Affordable Coach Education Strategy

15 October 2009

UKA, in partnership with the four Home Country Athletics Federations, has today confirmed that affordable coach-education programmes will be at the heart of the sport’s long-term coaching strategy.

The roll-out of the UK Coaching Certificate will be placed on hold to ensure that every aspiring coach at every level can benefit from enhanced courses that give the right blend of technical knowhow and coaching skills at the right price.

UKA has worked closely with the Home Countries, sports coach UK and the UK Members Council, which protects the interests of athletics clubs and coaches, to examine the opportunities offered by the UK Coaching Certificate.

UKA Head of Coaching and Strategy, Kevin Tyler said: “Both UKA and sports coach UK wholly believe in the fundamental principle of professionalisation of coaching. Athletics is a sport where volunteers and particularly volunteer coaches play a significant role in a large area of the sport. Therefore we need to ensure all coach education is priced accordingly.

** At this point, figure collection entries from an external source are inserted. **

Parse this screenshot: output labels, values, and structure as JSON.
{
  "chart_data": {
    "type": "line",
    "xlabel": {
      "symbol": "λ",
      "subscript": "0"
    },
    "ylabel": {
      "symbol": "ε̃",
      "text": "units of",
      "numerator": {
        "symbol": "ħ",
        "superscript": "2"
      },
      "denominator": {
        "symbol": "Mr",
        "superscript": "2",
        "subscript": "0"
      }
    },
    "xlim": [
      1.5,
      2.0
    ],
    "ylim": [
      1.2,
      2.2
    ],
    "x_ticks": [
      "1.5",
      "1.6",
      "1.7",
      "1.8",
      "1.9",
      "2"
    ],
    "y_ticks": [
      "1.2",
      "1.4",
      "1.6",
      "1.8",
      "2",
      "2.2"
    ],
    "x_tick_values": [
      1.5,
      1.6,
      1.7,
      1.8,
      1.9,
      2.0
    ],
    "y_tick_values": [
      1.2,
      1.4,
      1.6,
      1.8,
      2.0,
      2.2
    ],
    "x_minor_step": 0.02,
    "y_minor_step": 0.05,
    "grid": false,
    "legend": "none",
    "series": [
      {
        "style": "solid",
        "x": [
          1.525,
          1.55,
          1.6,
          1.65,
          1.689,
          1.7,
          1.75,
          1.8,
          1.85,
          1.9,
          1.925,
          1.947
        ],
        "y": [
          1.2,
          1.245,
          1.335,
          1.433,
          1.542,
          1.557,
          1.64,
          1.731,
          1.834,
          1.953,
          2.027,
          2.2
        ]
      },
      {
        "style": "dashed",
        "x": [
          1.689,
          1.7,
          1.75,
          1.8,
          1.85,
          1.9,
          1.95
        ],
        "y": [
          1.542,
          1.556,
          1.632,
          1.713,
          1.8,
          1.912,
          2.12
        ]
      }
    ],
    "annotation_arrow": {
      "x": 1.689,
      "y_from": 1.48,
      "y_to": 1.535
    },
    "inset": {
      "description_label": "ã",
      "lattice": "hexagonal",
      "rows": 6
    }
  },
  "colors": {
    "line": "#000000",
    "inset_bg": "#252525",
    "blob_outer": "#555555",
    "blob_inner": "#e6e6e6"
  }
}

“What we need to do is ensure a high level of quality coach education, but at a price that suits our volunteers. There is no doubt that our existing offer needs enhancing and by working with sports coach UK and the Home Countries we are on the way to doing this to ensure it is at the right price and has the right blend of technical input as well as how-to-coach guidance.

“This development will not delay any coach-education programmes as enhanced courses will continue to roll out. We will also continue consulting with sports coach UK in order to work towards an affordable alignment to the UK Coaching Certificate endorsement criteria.”

Commenting on the UKA decision, sports coach UK Implementation Director John Driscoll said: “For several years sports coach UK has been working with Governing Bodies of Sport to advance their coach-education programmes and practices with a view to helping coaches support the participants, performers and teams they are coaching. In turn, this supports the development of coaching as a profession. 

“The coach-education programmes of 24 sports are currently endorsed by the UK Coaching Certificate, some with multiple disciplines within the sport. The UK Coaching Certificate endorsement provides a clear, external indication of the achievement of coach-education quality indicators by the sport for participants, performers, parents, coaches and deployers. The introduction of the new Qualifications and Credit Framework provides an ideal opportunity for all sports to review their programmes in terms of technical content and learning/assessment approach.

“We look forward to working very closely with athletics over the next few months to ensure that coaches within the sport can benefit from relevant, cost-effective programmes at all levels which are recognised across the wider coaching industry.”